Prostitution and the F-Word

Three Kwantlen instructors and Dr. Leslie Ann Jeffrey – author of Sex Workers in the Maritimes Talk Back – sound off on the sex-trade, women’s rights and what it means to be a feminist.

By Kristi Alexandra
[culture editor]

As Vancouverites, we know we’re at home in the poorest zip code in Canada.

Along with that comes the struggle of some of the most economically disadvantaged, severely marginalized people—among them, street-level prostitutes.

It’s a visible demographic in Vancouver’s Downtown East Side, and also a highly policed collection of individuals whose many injustices include a lack of support from the law resulting in a dangerous and sometimes violent work environment.

Three Kwantlen instructors, Jean Nicolson-Church, Susan Power and Seema Ahluwalia, along with Dr. Leslie Ann Jeffrey had something to say about the conditions of the Canadian sex-trade, and how different schools of feminism can help or hinder the perceptions and value of sex-trade workers in Canada.

Power, an instructor in Kwantlen’s Bachelor of Psychiatric Nursing program, knows that the ideas of feminism and the sex-trade can sometimes be both mutually inclusive and exclusive.
“It depends on what you define as feminism and what you define as the sex-trade,” she said, alongside Nicolson-Church in an interview at Kwantlen’s Surrey campus.

“I think, philosophically, in the BPN program, teaching women’s studies, the focus is the lens with which you work with people. That’s coming from a point of relationship and respect – which are both feminist concepts. So, then it’s very compatible with working with people in the sex-trade.”

However, some feminists aren’t always willing to look at the sex-trade this way.

“According to some feminists, [prostitution] should be illegal because it’s a product of our society as a man’s exploitation of a woman,” said Power. “However, there’s another group of feminists that believe that it should be legal to ensure the safety of women in that they should have a right to choose. People need to realize that it’s complicated and look at it through a systems perspective.”

Jeffrey, a political science professor at University of New Brunswick and co-author of Sex Workers in the Maritimes Talk Back and Sex and Borders, also sees the separation among feminists.

“Feminism as a field is fairly complex and has many, many forms. There are a number of sex-work alliances across Canada who are trying to bridge the gap,” she said over the phone from New Brunswick.

“You’ve got to stop calling that kind of feminism – which is prohibitionist and wants to eradicate prostitution – you’ve got to stop calling it radical because it’s actually not radical, it’s quite conservative.”

It’s these conservative views, unfortunately, that lend to conservative law-making, which ultimately lead to a lack of protection for sex-workers and force them into more dangerous situations.

Seema Ahluwalia, Kwantlen’s chair of the Department of Sociology, has focused heavily on violence against women and policing surrounding the sex-trade. She says that street-level prostitutes, unlike prostitutes at massage parlours or escort services, are at a higher risk of violence and policing.

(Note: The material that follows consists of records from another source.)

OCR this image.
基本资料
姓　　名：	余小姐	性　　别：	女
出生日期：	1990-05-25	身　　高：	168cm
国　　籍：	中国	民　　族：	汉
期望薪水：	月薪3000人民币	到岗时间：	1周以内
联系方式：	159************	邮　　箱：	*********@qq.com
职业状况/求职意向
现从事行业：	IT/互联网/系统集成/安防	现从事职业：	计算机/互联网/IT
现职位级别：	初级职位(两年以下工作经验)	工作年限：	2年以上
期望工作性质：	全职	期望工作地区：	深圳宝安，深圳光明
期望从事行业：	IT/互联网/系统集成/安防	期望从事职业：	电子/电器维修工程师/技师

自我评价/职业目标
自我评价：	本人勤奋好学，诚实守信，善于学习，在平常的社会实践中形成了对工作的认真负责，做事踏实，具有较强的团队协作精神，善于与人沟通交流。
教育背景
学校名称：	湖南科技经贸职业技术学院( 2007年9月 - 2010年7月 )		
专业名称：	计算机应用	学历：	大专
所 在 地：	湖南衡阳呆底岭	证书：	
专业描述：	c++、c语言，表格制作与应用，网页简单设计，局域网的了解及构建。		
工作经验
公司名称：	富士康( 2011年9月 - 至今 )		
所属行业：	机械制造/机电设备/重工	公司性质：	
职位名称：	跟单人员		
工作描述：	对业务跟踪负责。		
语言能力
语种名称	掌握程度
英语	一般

“Today, we have the term ‘survival sex.’ Often what people are referring to is street-level prostitution, and we understand that this is where most of the public gets their sense of what prostitution is,” she said from her office on Kwantlen’s Surrey campus.

“That’s the type of prostitution that’s largely policed, and the kind that’s most visible. In terms of policy to protect society from prostitutes, there’s a concern that street level prostitution is connected to other social problems like crime and drug-use.”

These stigmas amount to much of the negative attitudes towards female sex-workers, when in fact, the unseen avenues of prostitution are the norm.

“Generally, street-based sex-workers are the minority in sex-work. They are maybe 10 to 20 per cent maximum of those in sex-work. It’s the smallest proportion but is the most visible. The vast majority of it takes place as escort work or massage parlour work, which nobody ever sees or cares about,” said Jeffrey.

But the author and professor doesn’t see this changing anytime soon.

“I don’t see a lot of stigma changing around sex-work,” she said. “It’s probably the biggest barrier. What contributes to [violence] is the stigma by society, which doesn’t care when sex-workers are killed or when they’re blamed. Murders of sex-workers are going on across the country – we’ve lost 18 women in Halifax alone. It’s a fairly constant set of killings that wouldn’t be tolerated if it were any other group of people.”

“It goes deeply into gendering and sexuality,” she added. “Most importantly, there’s a double sexual standard. There are whores and there are good girls—that’s it, Madonnas and whores.”

These two restrictive classifications for women spurned the country-wide Slutwalk events that had women from all walks-of-life marching together to eradicate victim-blaming. The initiative was to bring to attention that women are not responsible for being sexually assaulted, regardless of what they do or what they wear.

“We have to get rid of that set of assumptions [that people deserve violence], and the Slutwalk is one of the ways in which women across the spectrum have taken up that issue.”